HAWKS AND HUMMINGBIRDS
By Ella Tyler
A ruby-throated hummingbird moved into my back yard in southwest Houston a few days ago, meaning my mother has, at least for the moment, one-upped her neighbors in the back-yard-birding competition. Mother did not tell the neighbors that I had put out feeders before anyone else because I mistook a sphinx moth for an unusual kind of night-flying hummingbird. She would have lost the advantage.
Our ruby-throat zips between the magnolia and the oak tree then stops on the telephone wire to survey his territory and give my mother a chance to admire him. There are two feeders, plenty of nectar plants, and lots of bugs. Another hummingbird was at a feeder today, too, but we don’t know whether this visitor will stick around or if more will come.
Although we are delighted with our lone hummingbird, people who live closer to the coast will have many more of these lovely birds at their nectar plants and feeders. Lake Jackson hosted a hummingbird festival last weekend and Rockport will hold its hummingbird festival this weekend. The Rockport weekend features a variety of speakers and trips. Visitors may see as many as a hundred hummingbirds in a single yard. Information about the festival can be found at the festival website.
This is also prime migration time for hawks, falcons, and other birds of prey. If you live in the city, you are unlikely to have a raptor in your back yard, except, perhaps, for a Mississippi Kite. In our area, the best place to see migrating raptors is the Smith Point Hawk Watch Tower. It is about a 90-minute drive east of downtown Houston on east Galveston Bay at the end of FM 562. There is a 20-foot tall platform that is open from 8 am to 4 pm every day until Nov 15. The tower is staffed by volunteers who are there to count the species but who also will help you identify birds. Hawks are most active from mid-morning to mid-afternoon. For directions and more information, see the Gulf Coast Bird Observatory website.

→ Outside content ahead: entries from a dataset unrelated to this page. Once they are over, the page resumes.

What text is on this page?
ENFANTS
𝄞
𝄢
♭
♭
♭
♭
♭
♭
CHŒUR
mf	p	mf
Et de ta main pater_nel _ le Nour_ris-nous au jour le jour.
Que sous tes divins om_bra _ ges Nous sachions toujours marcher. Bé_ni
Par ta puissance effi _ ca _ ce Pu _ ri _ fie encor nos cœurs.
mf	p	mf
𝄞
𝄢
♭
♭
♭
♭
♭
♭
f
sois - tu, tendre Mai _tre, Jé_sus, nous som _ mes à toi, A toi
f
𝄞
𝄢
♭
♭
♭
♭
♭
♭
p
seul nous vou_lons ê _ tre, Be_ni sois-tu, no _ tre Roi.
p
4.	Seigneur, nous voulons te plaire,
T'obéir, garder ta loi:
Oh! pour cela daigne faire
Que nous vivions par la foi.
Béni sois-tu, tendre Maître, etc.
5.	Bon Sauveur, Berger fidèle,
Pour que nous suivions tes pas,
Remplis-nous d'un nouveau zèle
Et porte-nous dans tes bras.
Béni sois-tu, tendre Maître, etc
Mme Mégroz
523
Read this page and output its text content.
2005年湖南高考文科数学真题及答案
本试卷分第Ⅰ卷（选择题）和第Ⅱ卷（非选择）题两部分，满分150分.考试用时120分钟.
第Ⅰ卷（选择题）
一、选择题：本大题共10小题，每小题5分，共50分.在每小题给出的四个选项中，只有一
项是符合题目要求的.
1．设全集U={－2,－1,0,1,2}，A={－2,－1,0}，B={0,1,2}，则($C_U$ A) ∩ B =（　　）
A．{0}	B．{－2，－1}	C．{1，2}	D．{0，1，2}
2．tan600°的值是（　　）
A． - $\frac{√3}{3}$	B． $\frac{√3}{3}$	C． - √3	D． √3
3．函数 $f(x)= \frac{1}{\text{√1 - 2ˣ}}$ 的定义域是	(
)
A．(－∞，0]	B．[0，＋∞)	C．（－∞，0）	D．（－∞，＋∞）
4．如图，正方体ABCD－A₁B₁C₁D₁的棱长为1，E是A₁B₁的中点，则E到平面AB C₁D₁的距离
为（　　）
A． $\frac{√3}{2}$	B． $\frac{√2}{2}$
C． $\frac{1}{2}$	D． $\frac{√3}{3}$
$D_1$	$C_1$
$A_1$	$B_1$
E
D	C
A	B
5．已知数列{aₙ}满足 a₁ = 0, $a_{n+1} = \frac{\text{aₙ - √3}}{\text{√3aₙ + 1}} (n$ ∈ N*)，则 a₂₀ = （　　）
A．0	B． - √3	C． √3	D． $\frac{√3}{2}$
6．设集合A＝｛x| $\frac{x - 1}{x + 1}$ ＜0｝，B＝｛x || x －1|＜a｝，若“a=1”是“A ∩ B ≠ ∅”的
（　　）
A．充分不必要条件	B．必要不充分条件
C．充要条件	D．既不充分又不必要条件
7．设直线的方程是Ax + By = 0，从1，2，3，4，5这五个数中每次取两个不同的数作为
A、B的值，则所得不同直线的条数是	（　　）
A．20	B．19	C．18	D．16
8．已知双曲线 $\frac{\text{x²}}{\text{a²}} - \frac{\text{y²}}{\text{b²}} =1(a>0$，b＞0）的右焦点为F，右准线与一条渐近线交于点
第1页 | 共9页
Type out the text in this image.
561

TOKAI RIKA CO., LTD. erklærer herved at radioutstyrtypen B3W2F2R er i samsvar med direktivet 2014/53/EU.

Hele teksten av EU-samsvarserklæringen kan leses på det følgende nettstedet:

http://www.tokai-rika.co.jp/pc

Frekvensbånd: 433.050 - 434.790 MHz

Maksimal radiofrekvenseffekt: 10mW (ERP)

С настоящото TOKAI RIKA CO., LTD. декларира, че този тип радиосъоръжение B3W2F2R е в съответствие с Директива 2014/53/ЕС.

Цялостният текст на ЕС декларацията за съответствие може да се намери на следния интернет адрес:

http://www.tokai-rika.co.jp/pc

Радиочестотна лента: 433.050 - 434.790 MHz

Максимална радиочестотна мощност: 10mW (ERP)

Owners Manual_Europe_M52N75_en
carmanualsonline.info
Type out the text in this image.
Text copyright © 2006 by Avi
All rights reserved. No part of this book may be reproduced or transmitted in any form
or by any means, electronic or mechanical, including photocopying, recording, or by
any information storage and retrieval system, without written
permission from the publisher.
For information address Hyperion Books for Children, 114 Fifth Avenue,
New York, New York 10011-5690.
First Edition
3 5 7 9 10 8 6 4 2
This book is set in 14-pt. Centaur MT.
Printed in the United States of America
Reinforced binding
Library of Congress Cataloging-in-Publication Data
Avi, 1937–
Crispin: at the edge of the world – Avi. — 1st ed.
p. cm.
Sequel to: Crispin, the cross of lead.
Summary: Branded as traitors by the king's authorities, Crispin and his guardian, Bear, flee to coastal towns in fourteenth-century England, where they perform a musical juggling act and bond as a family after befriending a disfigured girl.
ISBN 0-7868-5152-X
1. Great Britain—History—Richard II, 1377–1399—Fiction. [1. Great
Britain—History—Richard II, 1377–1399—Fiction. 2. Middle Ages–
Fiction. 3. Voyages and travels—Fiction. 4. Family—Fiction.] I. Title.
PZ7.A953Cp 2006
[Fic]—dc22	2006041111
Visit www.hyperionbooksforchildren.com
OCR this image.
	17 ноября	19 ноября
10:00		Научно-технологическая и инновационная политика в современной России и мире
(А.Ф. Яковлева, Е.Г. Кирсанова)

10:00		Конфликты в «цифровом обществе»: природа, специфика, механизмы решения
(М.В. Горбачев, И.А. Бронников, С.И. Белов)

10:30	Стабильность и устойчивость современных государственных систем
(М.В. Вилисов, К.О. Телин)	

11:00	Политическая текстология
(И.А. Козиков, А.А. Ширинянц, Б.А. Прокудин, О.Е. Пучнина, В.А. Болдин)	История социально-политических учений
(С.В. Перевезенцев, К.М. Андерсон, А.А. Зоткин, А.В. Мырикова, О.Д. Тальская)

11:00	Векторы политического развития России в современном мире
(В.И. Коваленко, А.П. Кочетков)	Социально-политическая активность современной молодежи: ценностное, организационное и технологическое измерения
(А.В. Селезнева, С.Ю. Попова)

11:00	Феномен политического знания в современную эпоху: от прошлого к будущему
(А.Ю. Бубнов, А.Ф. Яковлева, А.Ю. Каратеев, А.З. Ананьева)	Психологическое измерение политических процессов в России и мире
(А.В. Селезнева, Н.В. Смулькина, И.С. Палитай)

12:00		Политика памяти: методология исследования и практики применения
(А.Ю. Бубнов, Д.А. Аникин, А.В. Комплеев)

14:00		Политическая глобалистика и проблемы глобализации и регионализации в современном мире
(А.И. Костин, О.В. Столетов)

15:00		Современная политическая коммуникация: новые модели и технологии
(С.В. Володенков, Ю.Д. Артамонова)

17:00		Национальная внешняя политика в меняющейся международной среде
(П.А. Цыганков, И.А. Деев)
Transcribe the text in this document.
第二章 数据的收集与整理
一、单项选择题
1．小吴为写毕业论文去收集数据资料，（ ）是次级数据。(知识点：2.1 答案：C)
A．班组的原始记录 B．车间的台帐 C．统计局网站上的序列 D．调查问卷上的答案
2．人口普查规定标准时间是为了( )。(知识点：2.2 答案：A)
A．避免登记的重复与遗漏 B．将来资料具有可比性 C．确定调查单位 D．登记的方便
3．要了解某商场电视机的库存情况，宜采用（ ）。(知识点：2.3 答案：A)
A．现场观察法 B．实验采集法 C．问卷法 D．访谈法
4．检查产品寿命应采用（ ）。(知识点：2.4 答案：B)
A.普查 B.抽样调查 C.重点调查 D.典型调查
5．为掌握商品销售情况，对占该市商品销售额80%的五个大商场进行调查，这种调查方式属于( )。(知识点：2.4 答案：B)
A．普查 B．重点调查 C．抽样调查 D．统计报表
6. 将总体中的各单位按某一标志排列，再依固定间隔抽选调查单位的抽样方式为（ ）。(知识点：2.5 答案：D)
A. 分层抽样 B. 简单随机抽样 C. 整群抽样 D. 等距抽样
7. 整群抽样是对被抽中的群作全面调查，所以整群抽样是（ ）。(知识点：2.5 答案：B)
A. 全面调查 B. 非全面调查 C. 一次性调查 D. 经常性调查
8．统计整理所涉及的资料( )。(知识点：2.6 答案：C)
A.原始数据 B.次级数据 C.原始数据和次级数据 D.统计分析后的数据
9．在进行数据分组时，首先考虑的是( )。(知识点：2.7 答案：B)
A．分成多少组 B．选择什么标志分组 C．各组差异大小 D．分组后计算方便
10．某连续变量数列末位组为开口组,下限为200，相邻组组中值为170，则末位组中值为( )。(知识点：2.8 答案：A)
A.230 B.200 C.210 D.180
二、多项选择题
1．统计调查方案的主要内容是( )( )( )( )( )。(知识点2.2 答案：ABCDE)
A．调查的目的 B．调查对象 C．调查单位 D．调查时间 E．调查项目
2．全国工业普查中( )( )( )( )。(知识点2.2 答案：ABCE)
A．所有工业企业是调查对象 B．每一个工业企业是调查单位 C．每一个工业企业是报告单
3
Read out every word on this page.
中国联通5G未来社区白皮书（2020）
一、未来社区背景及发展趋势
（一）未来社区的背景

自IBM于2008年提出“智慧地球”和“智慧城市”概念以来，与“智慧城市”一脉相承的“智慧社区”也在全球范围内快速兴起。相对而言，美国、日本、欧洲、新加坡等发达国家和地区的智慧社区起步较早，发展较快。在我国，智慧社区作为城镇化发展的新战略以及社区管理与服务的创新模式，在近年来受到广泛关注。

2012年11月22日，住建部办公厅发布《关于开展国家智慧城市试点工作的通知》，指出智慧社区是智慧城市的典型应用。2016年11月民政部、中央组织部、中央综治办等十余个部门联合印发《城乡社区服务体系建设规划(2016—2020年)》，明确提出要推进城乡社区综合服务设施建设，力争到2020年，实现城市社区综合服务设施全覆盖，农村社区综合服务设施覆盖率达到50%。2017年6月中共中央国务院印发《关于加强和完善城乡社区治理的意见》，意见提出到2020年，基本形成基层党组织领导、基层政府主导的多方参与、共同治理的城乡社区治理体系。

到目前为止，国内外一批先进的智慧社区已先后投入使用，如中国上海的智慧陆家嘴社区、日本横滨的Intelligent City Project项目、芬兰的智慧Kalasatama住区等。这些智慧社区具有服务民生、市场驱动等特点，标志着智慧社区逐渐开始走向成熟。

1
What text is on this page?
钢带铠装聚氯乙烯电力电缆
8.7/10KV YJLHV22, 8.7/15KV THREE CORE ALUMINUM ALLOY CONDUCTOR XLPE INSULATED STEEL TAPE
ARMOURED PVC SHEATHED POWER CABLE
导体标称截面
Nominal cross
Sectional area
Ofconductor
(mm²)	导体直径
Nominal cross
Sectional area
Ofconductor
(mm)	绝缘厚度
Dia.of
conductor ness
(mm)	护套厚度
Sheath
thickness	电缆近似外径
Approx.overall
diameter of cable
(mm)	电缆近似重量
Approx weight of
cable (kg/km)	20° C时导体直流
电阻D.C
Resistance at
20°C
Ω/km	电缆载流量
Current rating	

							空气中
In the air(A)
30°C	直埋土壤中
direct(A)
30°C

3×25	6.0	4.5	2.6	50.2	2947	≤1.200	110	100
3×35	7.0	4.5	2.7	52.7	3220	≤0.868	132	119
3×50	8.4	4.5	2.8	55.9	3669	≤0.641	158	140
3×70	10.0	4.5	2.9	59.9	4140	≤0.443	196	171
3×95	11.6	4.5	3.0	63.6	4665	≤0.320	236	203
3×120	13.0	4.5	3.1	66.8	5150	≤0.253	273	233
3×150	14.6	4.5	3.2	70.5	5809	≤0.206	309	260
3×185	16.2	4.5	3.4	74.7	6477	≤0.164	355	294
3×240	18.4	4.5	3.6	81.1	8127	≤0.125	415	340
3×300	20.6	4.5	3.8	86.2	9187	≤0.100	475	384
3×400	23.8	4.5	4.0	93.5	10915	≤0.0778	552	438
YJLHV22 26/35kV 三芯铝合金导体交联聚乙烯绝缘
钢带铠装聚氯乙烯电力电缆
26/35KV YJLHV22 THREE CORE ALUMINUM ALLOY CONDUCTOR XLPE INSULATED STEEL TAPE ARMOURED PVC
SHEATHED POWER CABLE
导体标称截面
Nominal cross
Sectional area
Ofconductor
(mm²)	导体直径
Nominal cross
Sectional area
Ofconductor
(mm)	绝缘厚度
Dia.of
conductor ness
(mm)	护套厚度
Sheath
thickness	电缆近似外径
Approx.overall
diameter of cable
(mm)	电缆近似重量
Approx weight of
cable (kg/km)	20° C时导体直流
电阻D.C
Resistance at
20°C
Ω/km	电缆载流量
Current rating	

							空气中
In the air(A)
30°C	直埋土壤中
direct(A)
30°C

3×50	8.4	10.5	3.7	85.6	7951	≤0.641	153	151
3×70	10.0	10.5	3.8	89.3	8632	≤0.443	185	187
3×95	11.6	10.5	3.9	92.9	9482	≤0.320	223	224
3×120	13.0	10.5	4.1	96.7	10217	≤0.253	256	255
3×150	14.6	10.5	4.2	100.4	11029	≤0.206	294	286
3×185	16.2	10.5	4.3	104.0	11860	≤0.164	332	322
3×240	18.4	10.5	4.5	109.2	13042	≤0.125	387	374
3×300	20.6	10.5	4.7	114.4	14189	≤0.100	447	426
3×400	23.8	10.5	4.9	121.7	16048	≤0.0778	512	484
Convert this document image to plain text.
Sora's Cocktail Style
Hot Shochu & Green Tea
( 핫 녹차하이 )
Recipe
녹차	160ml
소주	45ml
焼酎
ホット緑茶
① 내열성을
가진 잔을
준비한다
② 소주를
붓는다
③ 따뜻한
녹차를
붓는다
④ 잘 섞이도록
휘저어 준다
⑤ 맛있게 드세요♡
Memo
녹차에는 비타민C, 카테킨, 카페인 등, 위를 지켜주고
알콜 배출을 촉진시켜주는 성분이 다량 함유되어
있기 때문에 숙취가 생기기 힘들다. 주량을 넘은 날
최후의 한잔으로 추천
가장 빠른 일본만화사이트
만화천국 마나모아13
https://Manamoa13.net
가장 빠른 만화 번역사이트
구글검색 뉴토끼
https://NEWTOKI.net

Nature writer Gary Clark, in the Sept 2 Houston Chronicle, writes, “Among the more spectacular views of raptors are broad-winged hawks soaring through the sky in huge, circling flocks called kettles. A kettle of these hawks may number in the thousands and certainly in the hundreds as they soar in circular layers spiraling high in the sky.”
According to Hawk Watch International, it is not unusual to see more than 5,000 broad-winged hawks on a single day at Smith Point.
Even though tens of thousands of hawks and their kin have been counted at Smith Point in a single season, more than half a million of these birds have been counted in a single season at Hazel Bazemore Park in Corpus Christi. Hawk Watch International estimates that 95% of the North American population of broad winged hawks passes through Corpus Christi. Many wildlife conservation activists are concerned about the hazard a proposed Corpus-area wind farm may present to migrating birds.
If you’d like to learn more about birds in this region, the Houston Audubon Society and Rice University’s Continuing Education Program are offering a beginning birding class led by Glen Olson. It will meet on five Wednesday evenings, beginning Sept 27.